Finland’s new role as full Nato member will help the alliance fill vital capability gaps, a former Nato chief has said. And there is little fear of last week’s change of government altering the country’s stance against Russian aggression.
Finland’s accession to become Nato’s 31st member doubles the length of the alliance’s border and ends 80 years of “military non-alignment” with its neighbour, Russia.
Despite Russian threats, it also ends any hope of Moscow using hybrid tactics such as cyber attacks, disinformation and grey-zone offensives to dissuade the Fins from aligning themselves firmly to the West.
It is in military terms where the real differences will be felt, said former Nato director of policy and planning Fabrice Pothier.
“First of all, it ends one of the biggest headaches for Nato. Until now the alliance has had to develop its responses to a range of scenarios in the Baltics – the most likely flashpoint with Russia – without Finland’s direct input. Even though Finland was an associate member of Nato, planning was a complicated affair.
“Now, in terms of planning, Nato has 100 per cent certainty and this makes a huge difference.”
The other difference is in military numbers.
While Finland boasts only 20,000 regular and active personnel, it is one of the few European nations to have kept conscription, bolstering its wartime forces to an astonishing 280,000.
This was boosted from 50,000 in 2017, in recognition of Russia’s increasingly aggressive posture following the first Ukrainian invasion.
Its defence strategy relies on using the heavily forested terrain to deter a Russian attack, but its arsenal of 700 howitzers, 700 heavy mortars and 100 multiple rocket launchers gives it the greatest artillery capability of any force in Western Europe.
“Militarily, Finland is in the category of more capable alliance partner, ” said Pothier.
“It’s true that its air force is not up to Nato standards in terms of capabilities – it has never been a strong player in this field – and the same can be said for its navy.
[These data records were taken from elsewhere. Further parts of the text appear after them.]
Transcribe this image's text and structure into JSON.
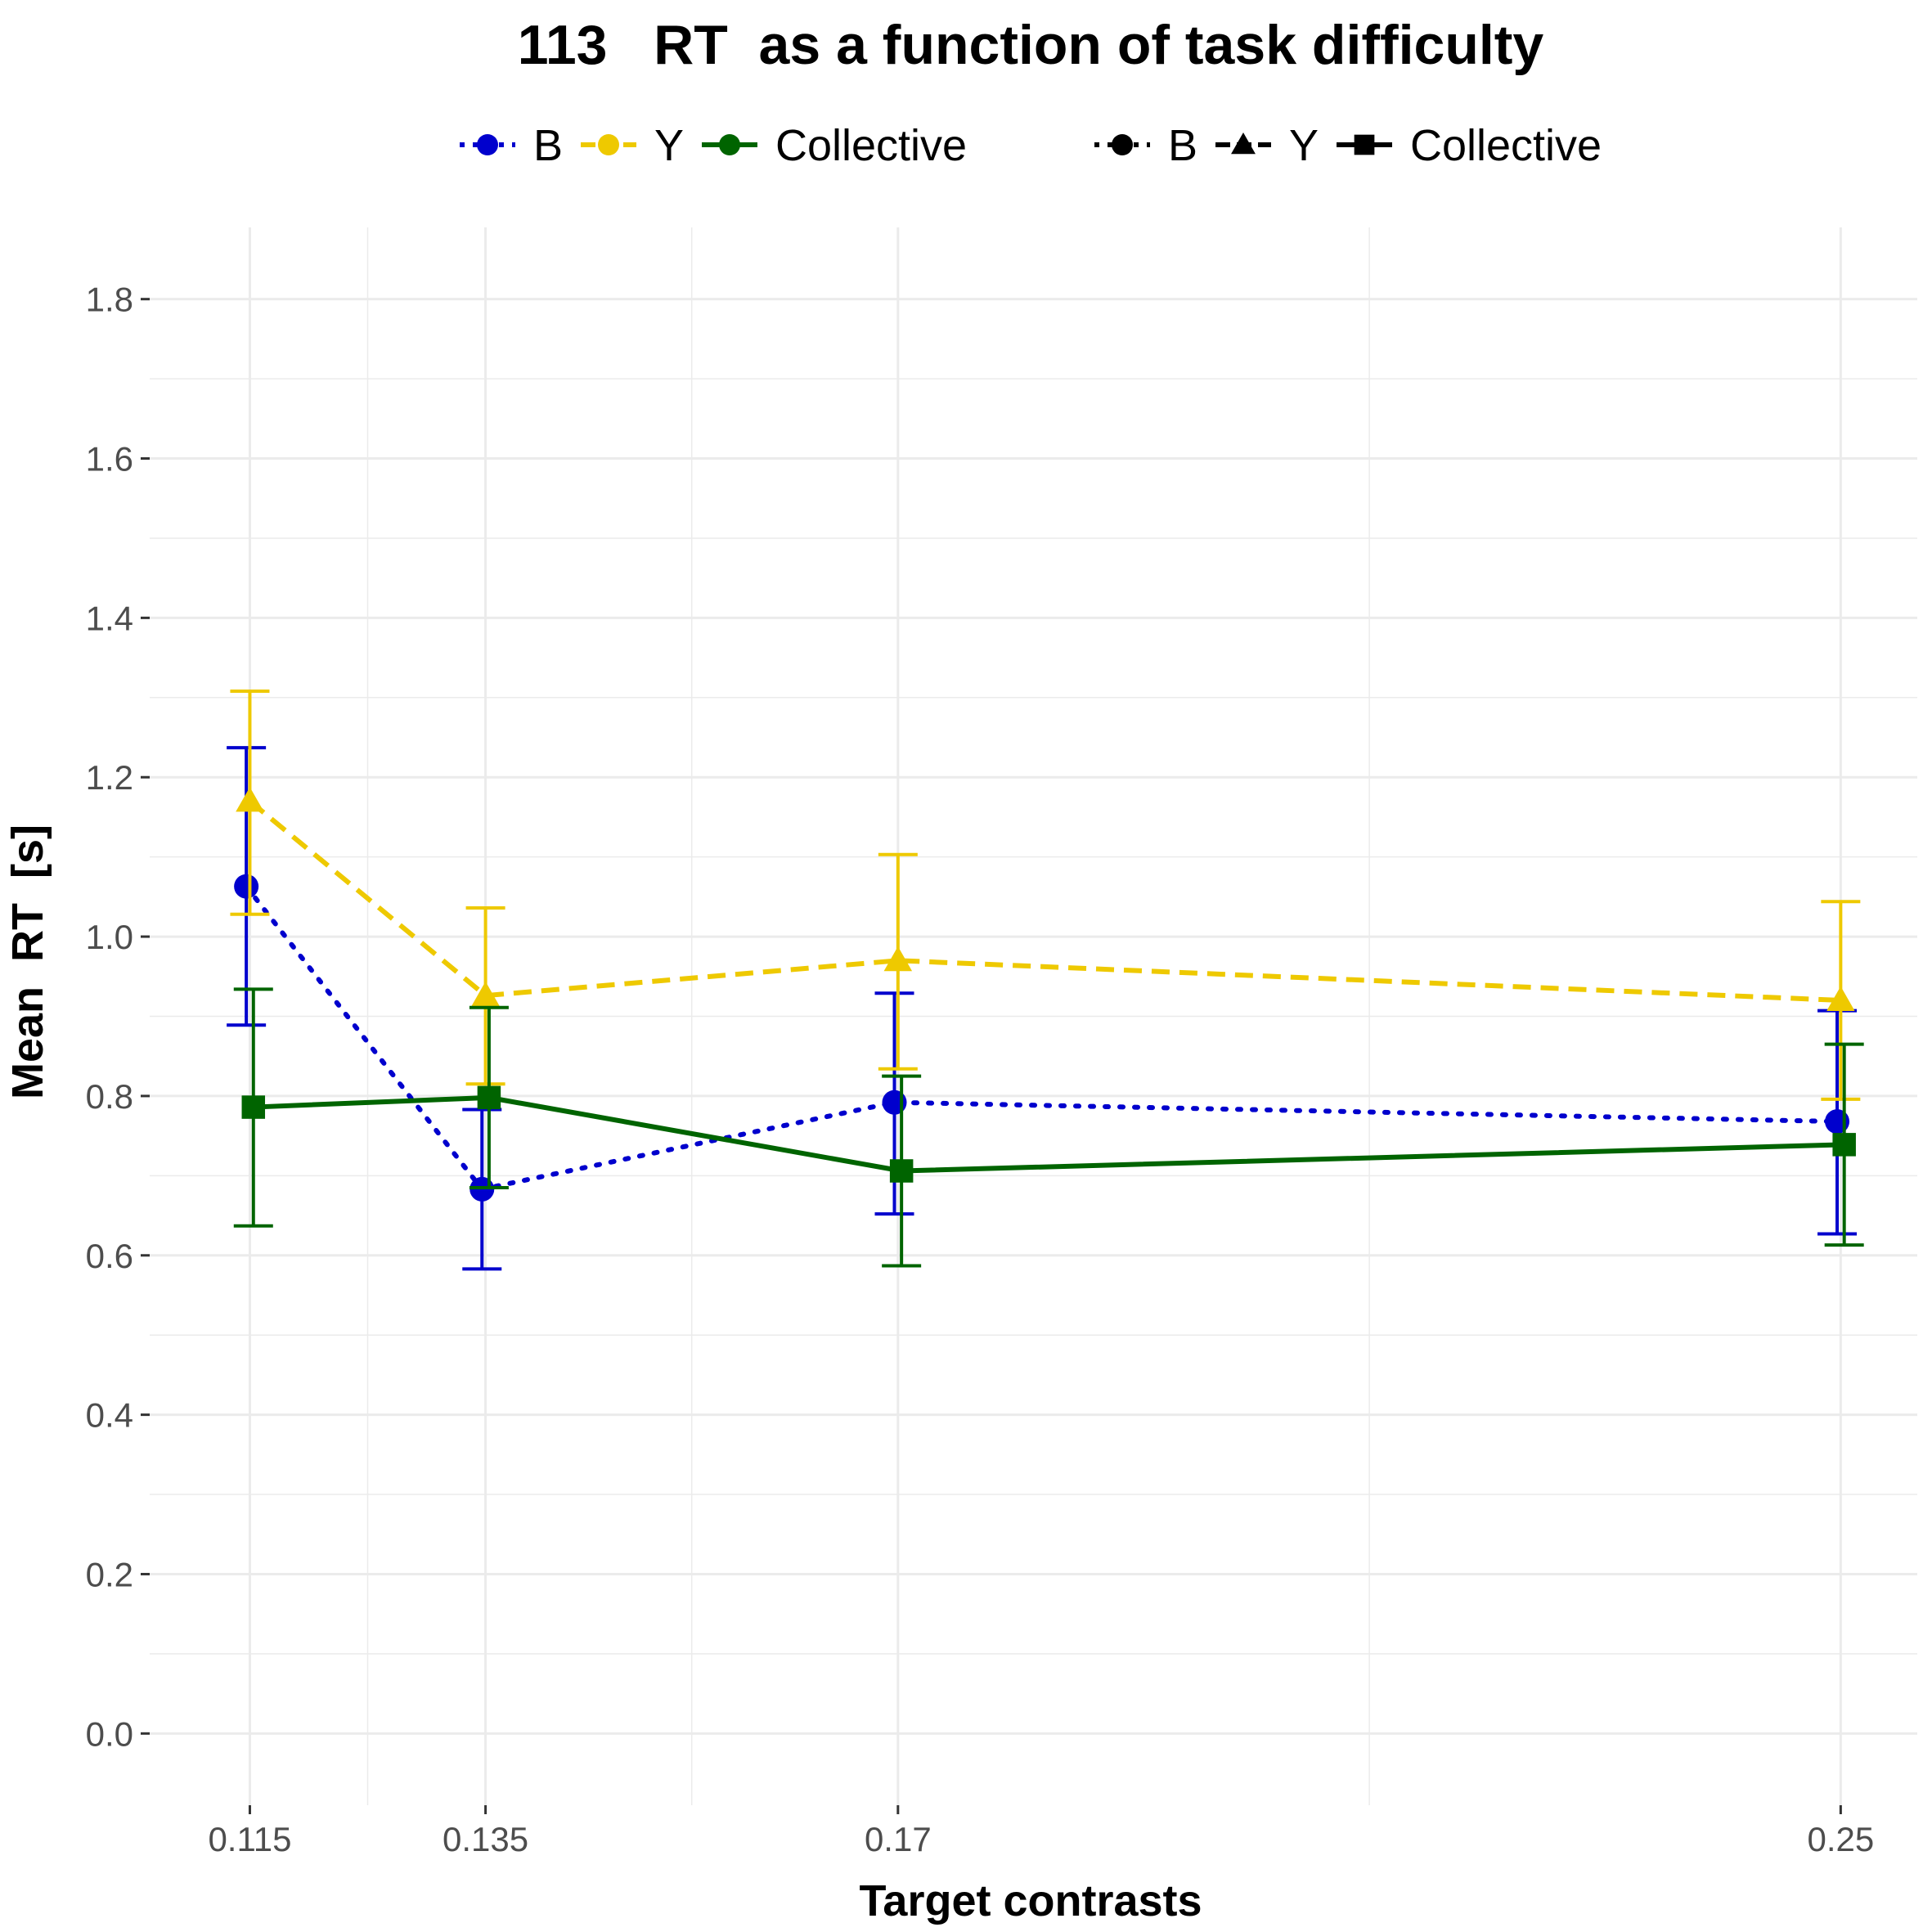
{
  "chart_data": {
    "type": "line",
    "title": "113   RT  as a function of task difficulty",
    "xlabel": "Target contrasts",
    "ylabel": "Mean  RT  [s]",
    "x": [
      0.115,
      0.135,
      0.17,
      0.25
    ],
    "x_tick_labels": [
      "0.115",
      "0.135",
      "0.17",
      "0.25"
    ],
    "y_ticks": [
      0.0,
      0.2,
      0.4,
      0.6,
      0.8,
      1.0,
      1.2,
      1.4,
      1.6,
      1.8
    ],
    "y_tick_labels": [
      "0.0",
      "0.2",
      "0.4",
      "0.6",
      "0.8",
      "1.0",
      "1.2",
      "1.4",
      "1.6",
      "1.8"
    ],
    "xlim": [
      0.1065,
      0.2565
    ],
    "ylim": [
      -0.09,
      1.89
    ],
    "grid": true,
    "legend_position": "top",
    "series": [
      {
        "name": "B",
        "color": "#0000cd",
        "linestyle": "dotted",
        "marker": "circle",
        "x": [
          0.1147,
          0.1347,
          0.1697,
          0.2497
        ],
        "values": [
          1.063,
          0.683,
          0.792,
          0.768
        ],
        "err_low": [
          0.889,
          0.583,
          0.652,
          0.627
        ],
        "err_high": [
          1.237,
          0.783,
          0.929,
          0.907
        ]
      },
      {
        "name": "Y",
        "color": "#eec900",
        "linestyle": "dashed",
        "marker": "triangle",
        "x": [
          0.115,
          0.135,
          0.17,
          0.25
        ],
        "values": [
          1.17,
          0.926,
          0.97,
          0.92
        ],
        "err_low": [
          1.028,
          0.815,
          0.834,
          0.796
        ],
        "err_high": [
          1.308,
          1.036,
          1.103,
          1.044
        ]
      },
      {
        "name": "Collective",
        "color": "#006400",
        "linestyle": "solid",
        "marker": "square",
        "x": [
          0.1153,
          0.1353,
          0.1703,
          0.2503
        ],
        "values": [
          0.786,
          0.798,
          0.706,
          0.739
        ],
        "err_low": [
          0.637,
          0.685,
          0.587,
          0.613
        ],
        "err_high": [
          0.934,
          0.911,
          0.825,
          0.865
        ]
      }
    ],
    "legend_color": {
      "entries": [
        {
          "label": "B",
          "color": "#0000cd"
        },
        {
          "label": "Y",
          "color": "#eec900"
        },
        {
          "label": "Collective",
          "color": "#006400"
        }
      ]
    },
    "legend_shape": {
      "entries": [
        {
          "label": "B",
          "marker": "circle"
        },
        {
          "label": "Y",
          "marker": "triangle"
        },
        {
          "label": "Collective",
          "marker": "square"
        }
      ]
    }
  }
}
“But its land forces are able to make a real contribution and plug Nato’s biggest weakness.
“Nato is strong in air, is not too bad in maritime but is increasingly thin on land and air defence.
“Finland will be able to add some real capacity with substantial numbers, and these will be felt not only in Finland itself but also in other parts of Europe.”
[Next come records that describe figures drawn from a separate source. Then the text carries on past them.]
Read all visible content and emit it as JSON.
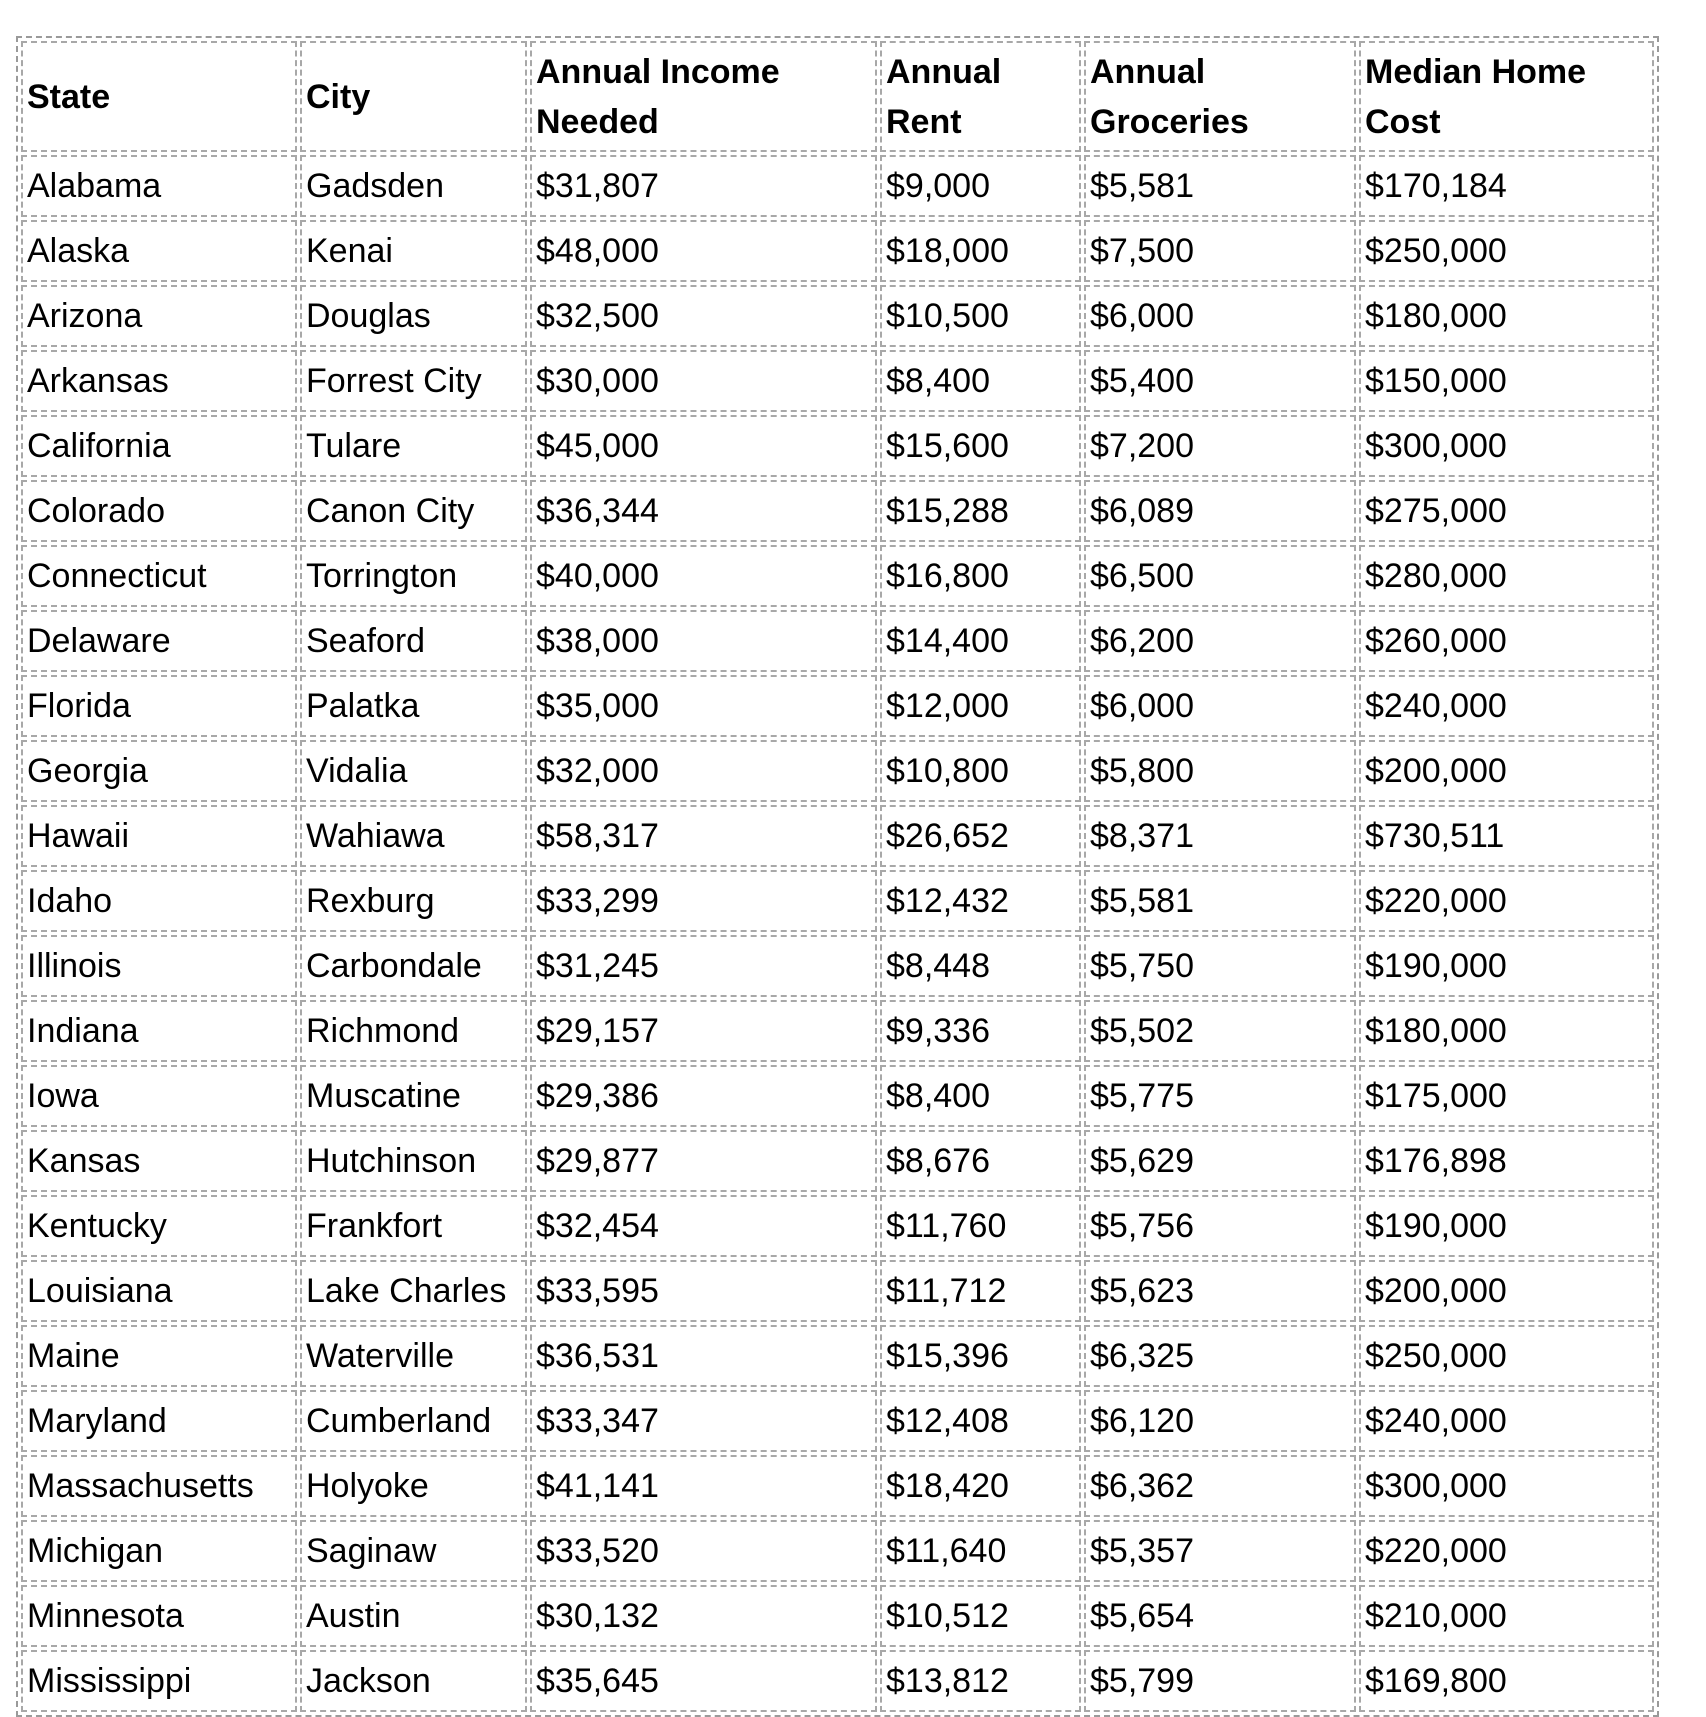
{
  "table": {
    "header": [
      "State",
      "City",
      "Annual Income Needed",
      "Annual Rent",
      "Annual Groceries",
      "Median Home Cost"
    ],
    "rows": [
      [
        "Alabama",
        "Gadsden",
        "$31,807",
        "$9,000",
        "$5,581",
        "$170,184"
      ],
      [
        "Alaska",
        "Kenai",
        "$48,000",
        "$18,000",
        "$7,500",
        "$250,000"
      ],
      [
        "Arizona",
        "Douglas",
        "$32,500",
        "$10,500",
        "$6,000",
        "$180,000"
      ],
      [
        "Arkansas",
        "Forrest City",
        "$30,000",
        "$8,400",
        "$5,400",
        "$150,000"
      ],
      [
        "California",
        "Tulare",
        "$45,000",
        "$15,600",
        "$7,200",
        "$300,000"
      ],
      [
        "Colorado",
        "Canon City",
        "$36,344",
        "$15,288",
        "$6,089",
        "$275,000"
      ],
      [
        "Connecticut",
        "Torrington",
        "$40,000",
        "$16,800",
        "$6,500",
        "$280,000"
      ],
      [
        "Delaware",
        "Seaford",
        "$38,000",
        "$14,400",
        "$6,200",
        "$260,000"
      ],
      [
        "Florida",
        "Palatka",
        "$35,000",
        "$12,000",
        "$6,000",
        "$240,000"
      ],
      [
        "Georgia",
        "Vidalia",
        "$32,000",
        "$10,800",
        "$5,800",
        "$200,000"
      ],
      [
        "Hawaii",
        "Wahiawa",
        "$58,317",
        "$26,652",
        "$8,371",
        "$730,511"
      ],
      [
        "Idaho",
        "Rexburg",
        "$33,299",
        "$12,432",
        "$5,581",
        "$220,000"
      ],
      [
        "Illinois",
        "Carbondale",
        "$31,245",
        "$8,448",
        "$5,750",
        "$190,000"
      ],
      [
        "Indiana",
        "Richmond",
        "$29,157",
        "$9,336",
        "$5,502",
        "$180,000"
      ],
      [
        "Iowa",
        "Muscatine",
        "$29,386",
        "$8,400",
        "$5,775",
        "$175,000"
      ],
      [
        "Kansas",
        "Hutchinson",
        "$29,877",
        "$8,676",
        "$5,629",
        "$176,898"
      ],
      [
        "Kentucky",
        "Frankfort",
        "$32,454",
        "$11,760",
        "$5,756",
        "$190,000"
      ],
      [
        "Louisiana",
        "Lake Charles",
        "$33,595",
        "$11,712",
        "$5,623",
        "$200,000"
      ],
      [
        "Maine",
        "Waterville",
        "$36,531",
        "$15,396",
        "$6,325",
        "$250,000"
      ],
      [
        "Maryland",
        "Cumberland",
        "$33,347",
        "$12,408",
        "$6,120",
        "$240,000"
      ],
      [
        "Massachusetts",
        "Holyoke",
        "$41,141",
        "$18,420",
        "$6,362",
        "$300,000"
      ],
      [
        "Michigan",
        "Saginaw",
        "$33,520",
        "$11,640",
        "$5,357",
        "$220,000"
      ],
      [
        "Minnesota",
        "Austin",
        "$30,132",
        "$10,512",
        "$5,654",
        "$210,000"
      ],
      [
        "Mississippi",
        "Jackson",
        "$35,645",
        "$13,812",
        "$5,799",
        "$169,800"
      ]
    ]
  }
}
Russia’s foreign ministry last year pledged that it would be forced to take “retaliatory steps, both of a military-technical and other nature, in order to stop the threats to its national security that arise” from accession.
Finland’s SUPO intelligence agency predicted that the Scandinavian country would now become “a more interesting target for Russian intelligence and influence operations” particularly in regards to its military policy.
Moscow reheated the threats of “counter measures” again last week , but so far threats to increase Russian military presence along other border have not materialised.
“Russia’s reaction has been actually quite muted,” said Pothier.
“They had threatened a buildup of military presence but it has not yet materialised. They know they cannot afford to do more, given their commitment in Ukraine.”
But Moscow will be aware that its only real opportunity to sway Finnish public opinion before the event, by using cyber disinformation and grey zone tactics, has now vanished.
“Finland’s accession is a real political boost, in the way it further consolidates European powers.
“Russia always tries to play the division card, but knows it is now too late.”
Professor Michael Clarke, from the University of Exeter’s Strategy and Security Institute, said: “This is the most significant enlargement and military enhancement of NATO since German rearmament in 1955, and it is likely to have a dramatic effect.
“In the awful event of a general European war, it would leave Russia’s northern flank wide open to an effective attack from Scandinavia. This vulnerability now confronts any Russian leader for the next several decades. “
Finland’s promotion to 31st Nato member is the second major political change to have befallen the Scandinavian country last week -after parliamentary elections pointed to popular PM Sanna Marin’s exit.
But being replaced by a right-wing coalition leader under Petteri Orpo because of domestic issues will not affect Finland’s stance against Russia, said Pothier, who added: “Public opinion is strongly for Nato, and the momentum is too strong for a new government to alter its membership.”